Classic has earned its name

After 36 years, Bassmaster Classic has earned its name and its spotlight

Four weeks from now, when the air inside the Birmingham-Jefferson Convention Center is acrid with the burnt-sulfur smell of pyrotechnics, and the sound of loudspeakers and thousands of screaming fans ricochets, and anglers brandish lunkers for a television audience of millions — when all that's going down, remember that what BASS founder Ray Scott wanted for that first Bassmaster Classic 36 years ago was complete lockdown secrecy, all in the name of publicity.

 And yes, it sounded odd even at the time.

 "Most people don't appreciate Christopher Columbus," Scott says. "He was half drunk when he made the decision to find out if the world was really flat. And I was somewhat in that state when I had the idea for a bass fishing competition to honor and identify the best of the best."

 In 1970, with BASS in its infancy, Scott realized that bass fishing needed an event — a "supertournament," he says now — to define a champion each year, to attract attention and even to define it as a sport.

 In those days, pro fishing "was not a respected profession," says angler Roland Martin. "The average public didn't consider professional fishing or winning a classic or winning anything a big deal."

 The inaugural tournament in 1971 was held on Lake Mead in Nevada — but, to build intrigue, none of the anglers nor the press knew that until they were on the plane from Atlanta to Las Vegas.

 Even the truck drivers delivering the boats cross-country had to receive their directions in segments, from pay phones along a convoluted route.

 Looking back, it was insane on the one hand," Scott says. "But it was also very interesting."

 One batch of boats was stuck in the snow before the practice day, so rather than send out each competitor with a writer, Scott doubled up the anglers and dragged the scribes to the bar to kill time with whiskeys.

 "I didn't hear one word of objection or resistance," he says. After Bobby Murray won that first title, Scott says, "we got published out the goo-goo."

 From February 23-25 on Lay Lake in Alabama, the fishing world will once again get a glimpse of how the sport has expanded in the intervening decades.

 The Classic began as a $10,000 first-place tournament at which Scott poured booze into the press men to ensure a smooth event and an angler declined his invitation so as not to waste his vacation time.

 Today it's a career-defining spectacle fit for (and in fact, owned by) cable television, with first-place money 50-fold higher.

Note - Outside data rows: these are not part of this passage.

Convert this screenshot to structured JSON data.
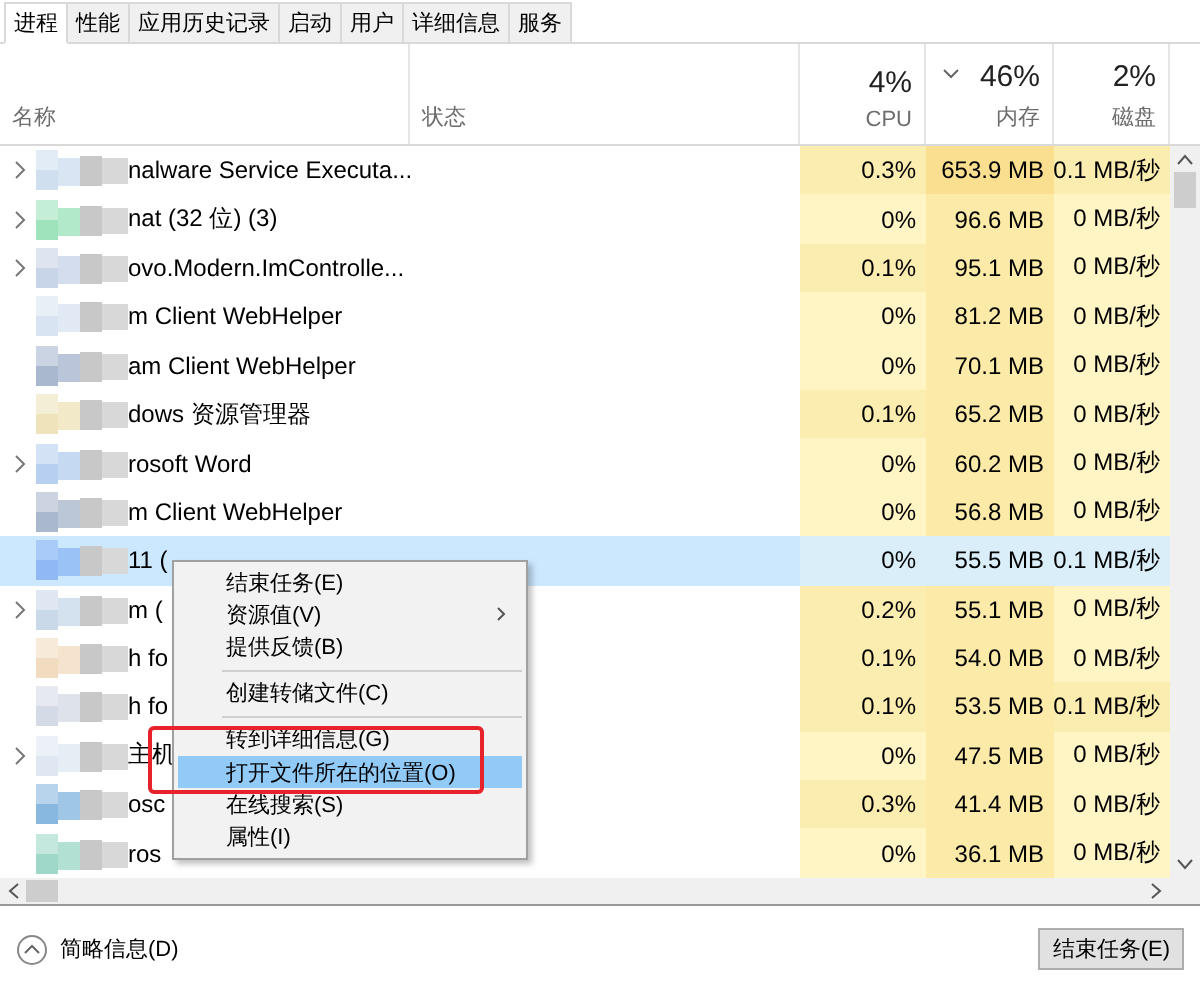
{
  "tabs": [
    {
      "label": "进程",
      "selected": true
    },
    {
      "label": "性能",
      "selected": false
    },
    {
      "label": "应用历史记录",
      "selected": false
    },
    {
      "label": "启动",
      "selected": false
    },
    {
      "label": "用户",
      "selected": false
    },
    {
      "label": "详细信息",
      "selected": false
    },
    {
      "label": "服务",
      "selected": false
    }
  ],
  "columns": {
    "name": "名称",
    "status": "状态",
    "metrics": [
      {
        "percent": "4%",
        "label": "CPU",
        "sorted": false
      },
      {
        "percent": "46%",
        "label": "内存",
        "sorted": true
      },
      {
        "percent": "2%",
        "label": "磁盘",
        "sorted": false
      }
    ]
  },
  "rows": [
    {
      "expandable": true,
      "name": "nalware Service Executa...",
      "selected": false,
      "cpu": "0.3%",
      "memory": "653.9 MB",
      "disk": "0.1 MB/秒"
    },
    {
      "expandable": true,
      "name": "nat (32 位) (3)",
      "selected": false,
      "cpu": "0%",
      "memory": "96.6 MB",
      "disk": "0 MB/秒"
    },
    {
      "expandable": true,
      "name": "ovo.Modern.ImControlle...",
      "selected": false,
      "cpu": "0.1%",
      "memory": "95.1 MB",
      "disk": "0 MB/秒"
    },
    {
      "expandable": false,
      "name": "m Client WebHelper",
      "selected": false,
      "cpu": "0%",
      "memory": "81.2 MB",
      "disk": "0 MB/秒"
    },
    {
      "expandable": false,
      "name": "am Client WebHelper",
      "selected": false,
      "cpu": "0%",
      "memory": "70.1 MB",
      "disk": "0 MB/秒"
    },
    {
      "expandable": false,
      "name": "dows 资源管理器",
      "selected": false,
      "cpu": "0.1%",
      "memory": "65.2 MB",
      "disk": "0 MB/秒"
    },
    {
      "expandable": true,
      "name": "rosoft Word",
      "selected": false,
      "cpu": "0%",
      "memory": "60.2 MB",
      "disk": "0 MB/秒"
    },
    {
      "expandable": false,
      "name": "m Client WebHelper",
      "selected": false,
      "cpu": "0%",
      "memory": "56.8 MB",
      "disk": "0 MB/秒"
    },
    {
      "expandable": false,
      "name": "11 (",
      "selected": true,
      "cpu": "0%",
      "memory": "55.5 MB",
      "disk": "0.1 MB/秒"
    },
    {
      "expandable": true,
      "name": "m (",
      "selected": false,
      "cpu": "0.2%",
      "memory": "55.1 MB",
      "disk": "0 MB/秒"
    },
    {
      "expandable": false,
      "name": "h fo",
      "selected": false,
      "cpu": "0.1%",
      "memory": "54.0 MB",
      "disk": "0 MB/秒"
    },
    {
      "expandable": false,
      "name": "h fo",
      "selected": false,
      "cpu": "0.1%",
      "memory": "53.5 MB",
      "disk": "0.1 MB/秒"
    },
    {
      "expandable": true,
      "name": "主机",
      "selected": false,
      "cpu": "0%",
      "memory": "47.5 MB",
      "disk": "0 MB/秒"
    },
    {
      "expandable": false,
      "name": "osc",
      "selected": false,
      "cpu": "0.3%",
      "memory": "41.4 MB",
      "disk": "0 MB/秒"
    },
    {
      "expandable": false,
      "name": "ros",
      "selected": false,
      "cpu": "0%",
      "memory": "36.1 MB",
      "disk": "0 MB/秒"
    }
  ],
  "context_menu": [
    {
      "kind": "item",
      "label": "结束任务(E)",
      "selected": false,
      "submenu": false,
      "marked": false
    },
    {
      "kind": "item",
      "label": "资源值(V)",
      "selected": false,
      "submenu": true,
      "marked": false
    },
    {
      "kind": "item",
      "label": "提供反馈(B)",
      "selected": false,
      "submenu": false,
      "marked": false
    },
    {
      "kind": "separator"
    },
    {
      "kind": "item",
      "label": "创建转储文件(C)",
      "selected": false,
      "submenu": false,
      "marked": false
    },
    {
      "kind": "separator"
    },
    {
      "kind": "item",
      "label": "转到详细信息(G)",
      "selected": false,
      "submenu": false,
      "marked": false
    },
    {
      "kind": "item",
      "label": "打开文件所在的位置(O)",
      "selected": true,
      "submenu": false,
      "marked": true
    },
    {
      "kind": "item",
      "label": "在线搜索(S)",
      "selected": false,
      "submenu": false,
      "marked": false
    },
    {
      "kind": "item",
      "label": "属性(I)",
      "selected": false,
      "submenu": false,
      "marked": false
    }
  ],
  "footer": {
    "details_toggle": "简略信息(D)",
    "end_task_button": "结束任务(E)"
  }
}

 "The Classic is basically the history of the sport, no different than the Super Bowl is for football," says Denny Brauer, who won the 1998 Classic. "Every sport has to have its marquee event."

 People call it the "Super Bowl of fishing," but a more apt comparison might be if NASCAR held a race in which the top drivers met on a different track each year with a handful of amateurs for a purse five times richer than a normal race's.

 But outside of fishing and hypotheticals, perhaps no single event truly compares.

 The practice of springing the locale on the anglers at the last minute was working too well, Scott eventually realized, because it didn't give his potential audience notice, either. He began announcing sites, and in another crowd-friendly move, staged the weigh-ins inside, beginning in 1981.

 "[Scott] was a visionary who probably painted a better picture than he should have," Martin says. "But he wasn't far off, when you look at present-day tournaments. Everybody laughed at him, said he's a Looney Tune. But it did happen."

 Television helped. The Nashville Network began airing "Bassmaster" in 1985, and although it wasn't aired live, package coverage of the Classic provided sponsors with precious exposure, which has continued to balloon since ESPN2 picked up the show 15 years later.

 With ESPN's purchase of BASS in 2001, purses, production and dedicated television time have continued to expand. The event that began as a trip into the literal unknown is now an apex in its sport.

 As Brauer says: "You're there for a lot of other reasons other than winning the event. You're trying to justify your existence to your sponsors, to your fans."